Yayın dünyasındaki dostların ve birçok okur seni daha çok Türkçe Sorunları Kılavuzu ile tanıyor. Metis’ten en son kaçıncı baskıyı yaptı bilmiyorum, ama bu yapıtın, yayın dünyasında, medyada, eğitim çevrelerinde baştan beri büyük hayranlık uyandırmış, her zaman el üstünde tutulmuştur. Koskoca kurumların, enstitülerin başaramadığı bu olağanüstü işi sen yıllardır büyük bir sabır, emek, dikkat, titizlik, özveriyle sürdürüyorsun, sürdürdün. (Kaba bir tabir belki ama senin için gıyabında “yüz beygir gücündeki bir TDK” demişliğim vardır.) Türkçe Sorunları Kılavuzu ülkemizdeki bütün yayınevlerinde, editörlerin, redaktörlerin, düzeltmenlerin masasında, en önemli başvuru kaynağı olarak bulunuyor mu, bulunmuyor mu? Binlerce yazar, eleştirmen, akademisyen, öğretmen, öğrenci bu kaynağa başvuruyor mu, başvurmuyor mu? Yayınevlerinde çalışanlar, kafaları karıştığında, “bir de Necmiye’ye bakalım” diyorlarlar mı, demiyorlar mı?

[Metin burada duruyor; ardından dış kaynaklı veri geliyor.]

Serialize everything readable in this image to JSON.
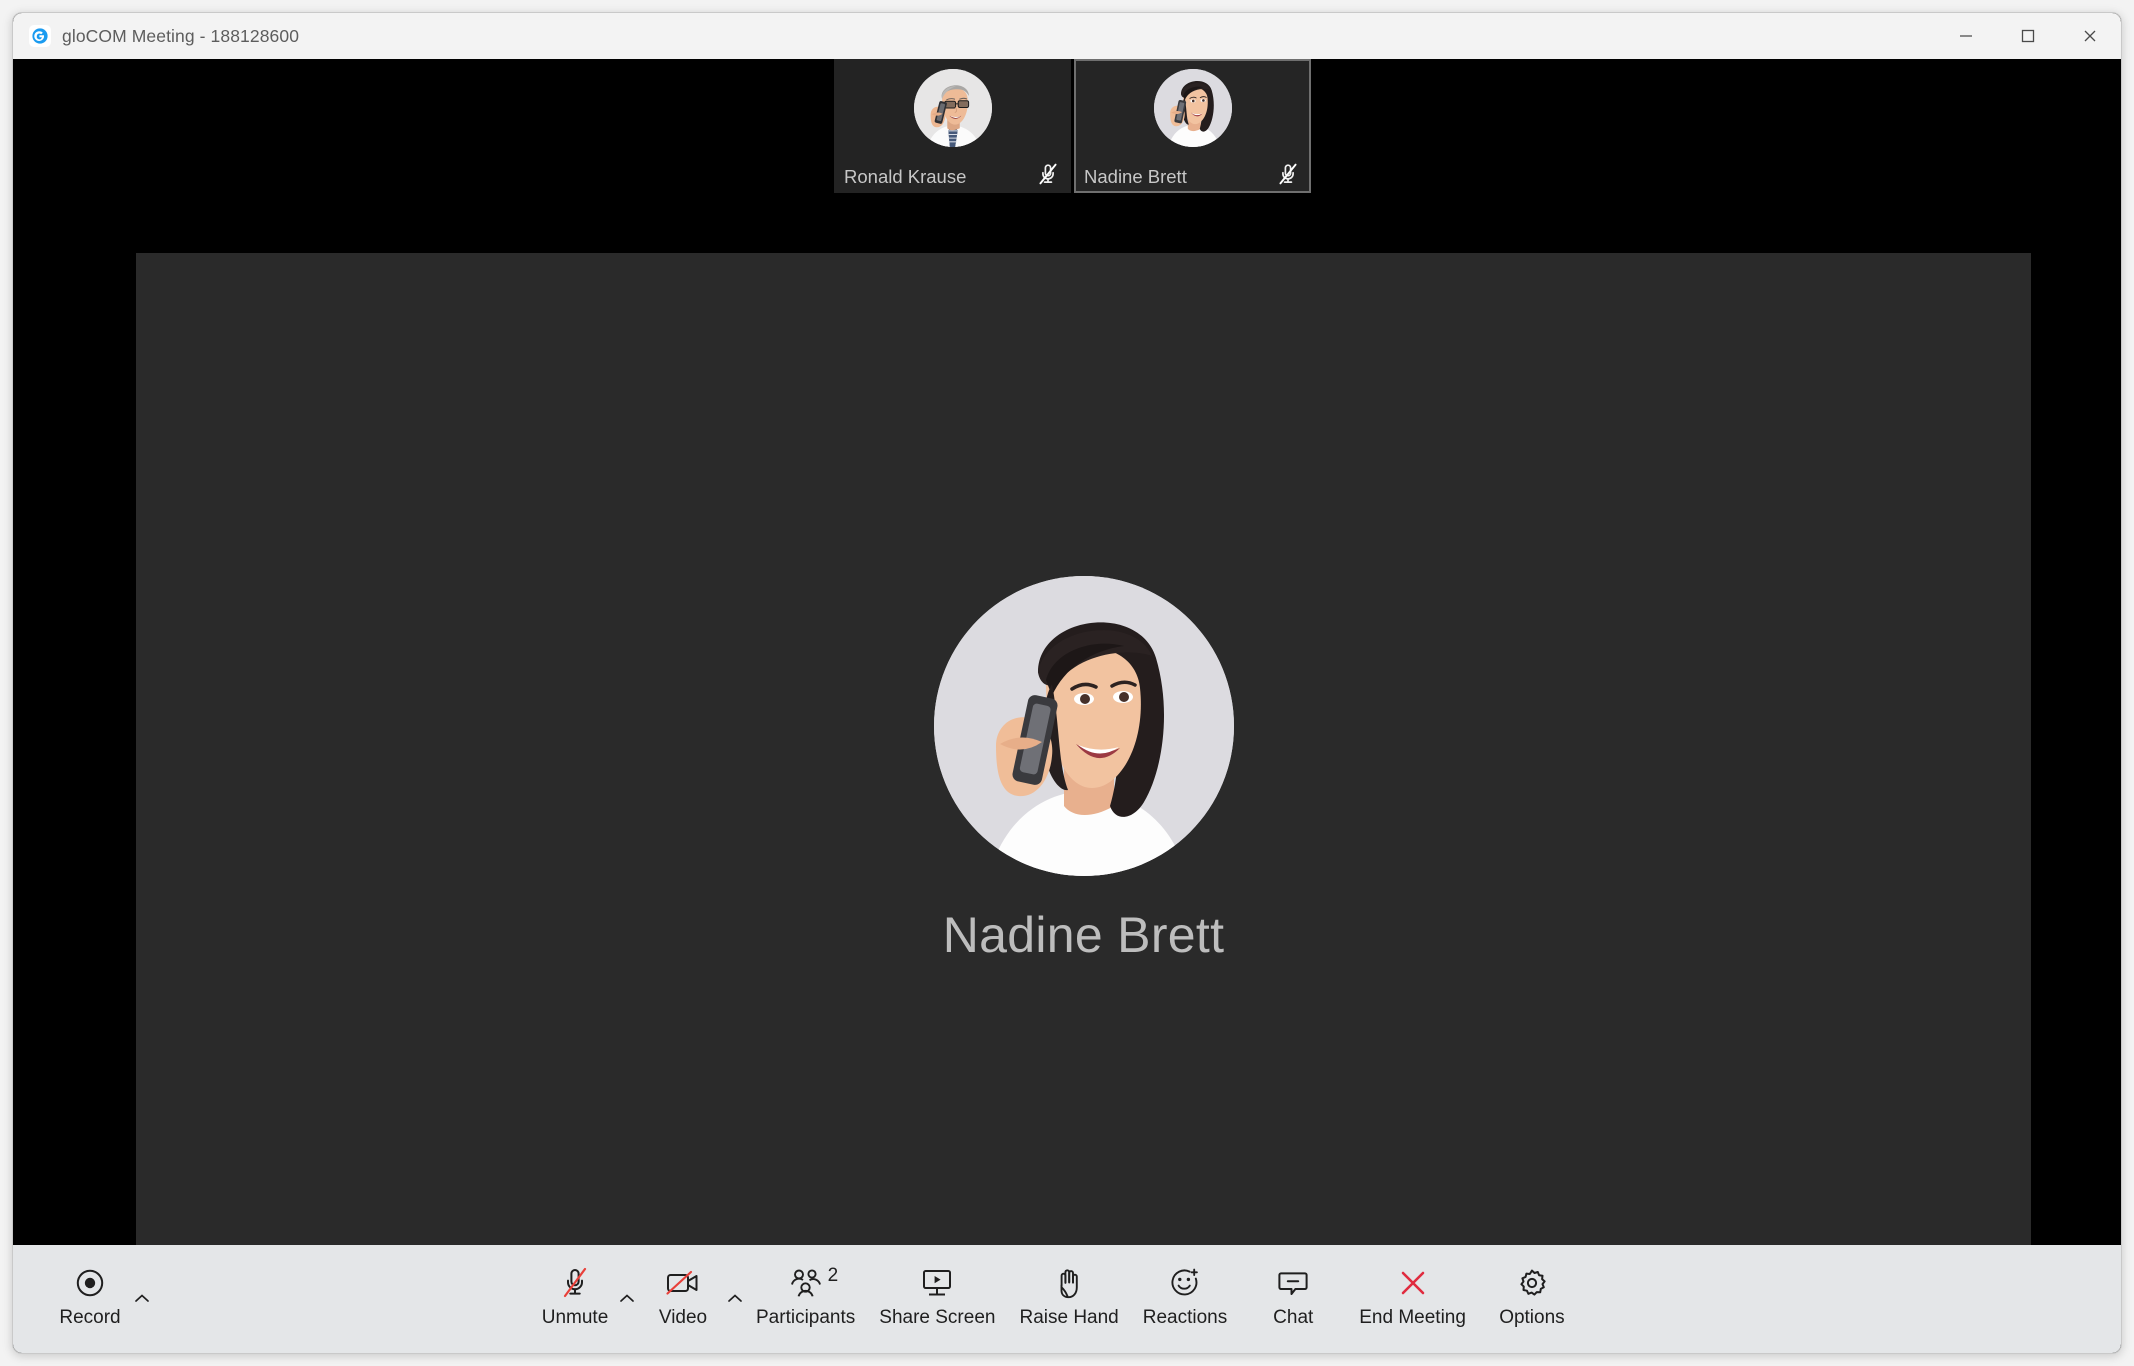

Türkçenin düzgün (tek doğruculuk anlamında değil) kullanımına olağanüstü katkılarda bulundun. Dil bekçiliği, yasakçılık yapmadın. Fetva vermedin. Akıl, mantık, izan, zevk, üslup, nüans... Fazla şey istedin ablacım; çıtayı yükselttin. “Bir de Necmiye’ye bakalım” sözünün deyimleşmesi senin açından kim bilir ne büyük bir gururdur güzel arkadaşım. Yerinde olmak isterdim. (“Hapiste olmak” anlamında söylemiyorum.) Bizler, senin arkadaşın olduğumuz için onurlandırılmışlardanız.
Yalnızca o kılavuz mu? Radikal’de yıllarca Dil Meseleleri’ni yazdın. Gazeteyi ya da ekini biraz da senin yazını okuyabilmek için alırdım. O yazılarının bir kısmı sonra Dilimiz Dillerimiz’de toparlanıp yayımlandı. Kitabını her okuyuşumuzda ne çok şey öğreniyoruz senden.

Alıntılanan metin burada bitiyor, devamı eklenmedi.